Günümüzde şort giydiği için dayak yiyen, dolmuşa yalnız bindiği için tecavüze uğrayan, dekoltesi olduğu için tecavüze uğrayan, eski eşi veya sevgilisini reddettiği için öldürülen kadınların ve hatta tecavüze uğrayan çocukların sayısı giderek artıyor. Yasalar ise mağdura sahip çıkmak yerine, şiddeti ve tecavüzü uygulayanı koruma eğiliminde. Tartışılmakta olan tecavüze uğrayanın tecavüzcüsü ile evlendirilmesi yasası ise belki de insanlığın gelebileceği en korkunç noktalardan birisi. Tüm bunları, kadınların artmakta olan özgürlük talepleri, yükselmekte olan sesleri ve toplumsal değişimdeki öncü rolleri karşısında ataerkil devlet düzeninin korkusunun göstergesi ve yeniden kocanın efendi olduğu evlere kapatılmaları çabası olarak görmek gerek. Rakamlarla geçiştirilmeye çalışılan, çeşitli adli tedbirlerle çözüme ulaştırılmak istenen erkek şiddeti kadınları evde, sokakta ve iş yerinde hedef almaya devam ediyor. Erkek şiddeti sistematik ve yaygın şekilde sürdürülmekte; bizzat iktidarlar tarafından meşrulaştırılmaktadır. Kimi zaman yöneticilerin ağzından çıkan bir sözle başlamakta kimi zaman da kamu görevlileri tarafından doğrudan uygulanmakta ve kadın bedeni, emeği, kimliği ve hayatı erkek egemen düzen tarafından şekillendirilmeye çalışılmaktadır.

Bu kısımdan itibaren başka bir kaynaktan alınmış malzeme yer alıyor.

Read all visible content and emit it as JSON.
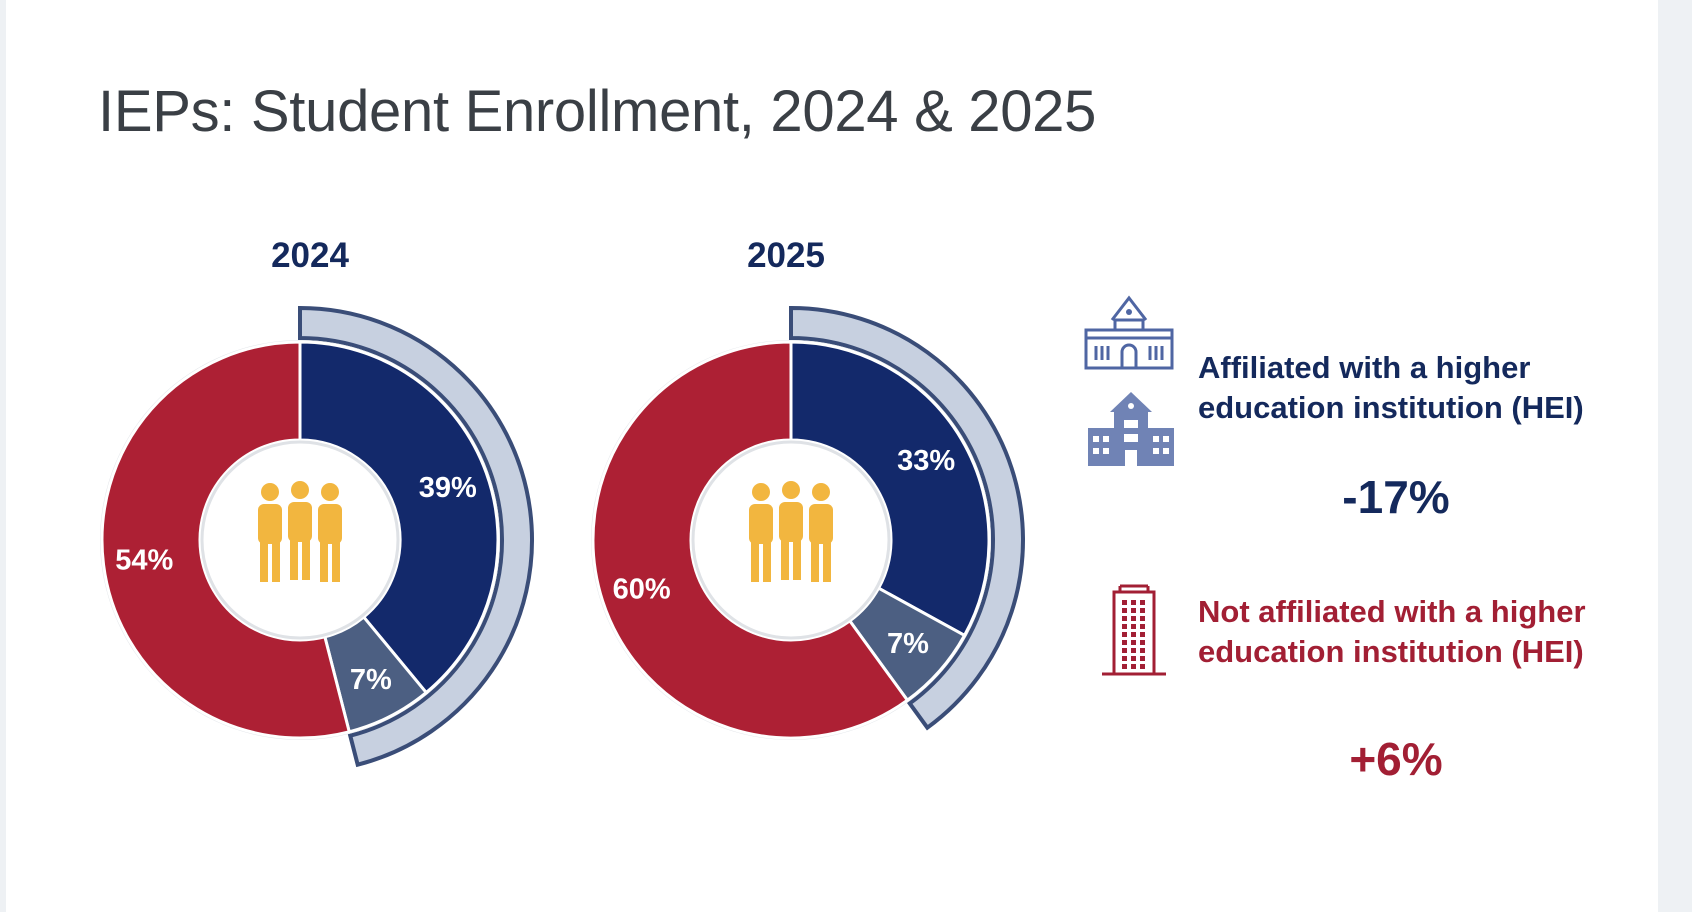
{
  "title": "IEPs: Student Enrollment, 2024 & 2025",
  "colors": {
    "hei": "#13296b",
    "hei_secondary": "#4c5f82",
    "non_hei": "#ad2034",
    "arc": "#c7d0e0",
    "arc_border": "#3a4d78",
    "people_icon": "#f2b63f",
    "building_icon": "#7083b5"
  },
  "legend": {
    "hei_label_line1": "Affiliated with a higher",
    "hei_label_line2": "education institution (HEI)",
    "hei_change": "-17%",
    "nonhei_label_line1": "Not affiliated with a higher",
    "nonhei_label_line2": "education institution (HEI)",
    "nonhei_change": "+6%"
  },
  "icons": {
    "center": "people-group-icon",
    "hei_1": "university-building-outline-icon",
    "hei_2": "school-building-icon",
    "nonhei": "office-tower-icon"
  },
  "chart_data": [
    {
      "type": "pie",
      "title": "2024",
      "categories": [
        "39%",
        "7%",
        "54%"
      ],
      "values": [
        39,
        7,
        54
      ],
      "labels": [
        "39%",
        "7%",
        "54%"
      ]
    },
    {
      "type": "pie",
      "title": "2025",
      "categories": [
        "33%",
        "7%",
        "60%"
      ],
      "values": [
        33,
        7,
        60
      ],
      "labels": [
        "33%",
        "7%",
        "60%"
      ]
    }
  ]
}
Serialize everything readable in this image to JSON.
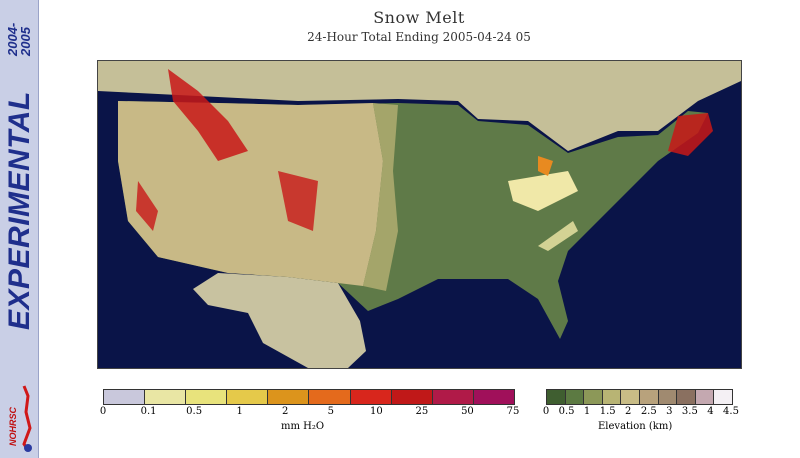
{
  "sidebar": {
    "year_top": "2004-",
    "year_bottom": "2005",
    "label": "EXPERIMENTAL",
    "logo_text": "NOHRSC"
  },
  "header": {
    "title": "Snow Melt",
    "subtitle": "24-Hour Total Ending 2005-04-24 05"
  },
  "colors": {
    "ocean": "#0a1448",
    "canada": "#c5bf98",
    "mexico": "#c8c2a0",
    "lowland": "#5f7a48",
    "midland": "#a4a56a",
    "highland": "#c8b986",
    "melt_low": "#f0e8a8",
    "melt_mid": "#e88a20",
    "melt_high": "#c81818"
  },
  "melt_legend": {
    "colors": [
      "#c9c8dc",
      "#e9e6a4",
      "#e8e37c",
      "#e5c94a",
      "#dc941c",
      "#e46a1c",
      "#d8261c",
      "#c01818",
      "#b01a48",
      "#a0105a"
    ],
    "labels": [
      "0",
      "0.1",
      "0.5",
      "1",
      "2",
      "5",
      "10",
      "25",
      "50",
      "75"
    ],
    "unit": "mm H₂O"
  },
  "elevation_legend": {
    "colors": [
      "#3f5e30",
      "#5c7a42",
      "#8c9858",
      "#b8b474",
      "#c8bc86",
      "#b8a27c",
      "#a08a70",
      "#8a7060",
      "#c4a8b0",
      "#f4f0f4"
    ],
    "labels": [
      "0",
      "0.5",
      "1",
      "1.5",
      "2",
      "2.5",
      "3",
      "3.5",
      "4",
      "4.5"
    ],
    "unit": "Elevation (km)"
  }
}
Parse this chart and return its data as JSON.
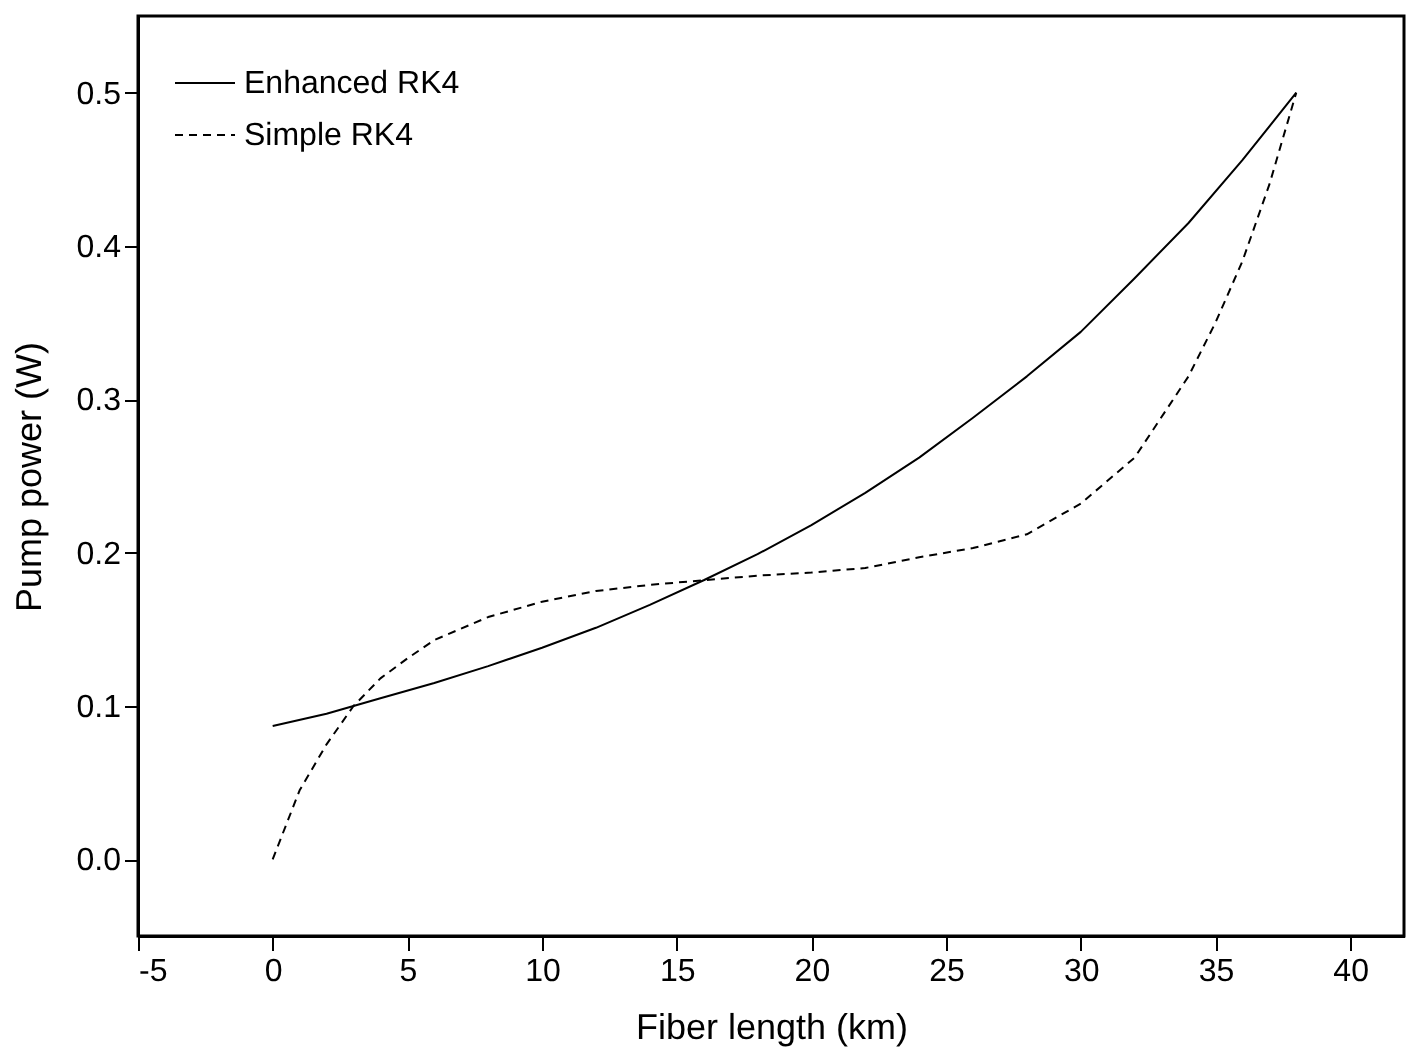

Unutulmaması gerekir ki büyük baskılar karşılığında büyük direnişler doğurur. Tarihin hiç yazılmamış sayfalarında gizli kalan kadın kahramanlar, her türlü baskı ve katliama karşı direnerek bayrağı kendilerinden sonraki kadınlara devretmişlerdir. Kadına şiddete karşı verilecek mücadele, bireylerin şiddetten kurtuluşunun ötesinde tüm toplumun maruz kaldığı baskı ve sömürü düzenine karşı bir mücadele de olacak ve bu alanda da kazanıma dönüşecektir. Avrupa’daki  “cadı avı” furyası dahi bilge kadınların katliamının yanı sıra, Hristiyan kültürün egemen kıldığı erkek egemen toplum düzenini bozan eşitlikçi kültürlerin ve inançların ortadan kaldırılmasını amaçlamaktaydı. Bu anlamda kadına yönelik şiddete karşı yükseltilecek her ses aynı zamanda toplumsal eşitlik, adalet ve özgürlük için yükseltilmiş olacaktır. 25 Kasım’da alanlarda “Savaş, şiddet ve zor üzerine kurulu iktidarlarınızı kadınların sesi ve mücadelesi ile yıkacağız” diye haykırıyor olacağız.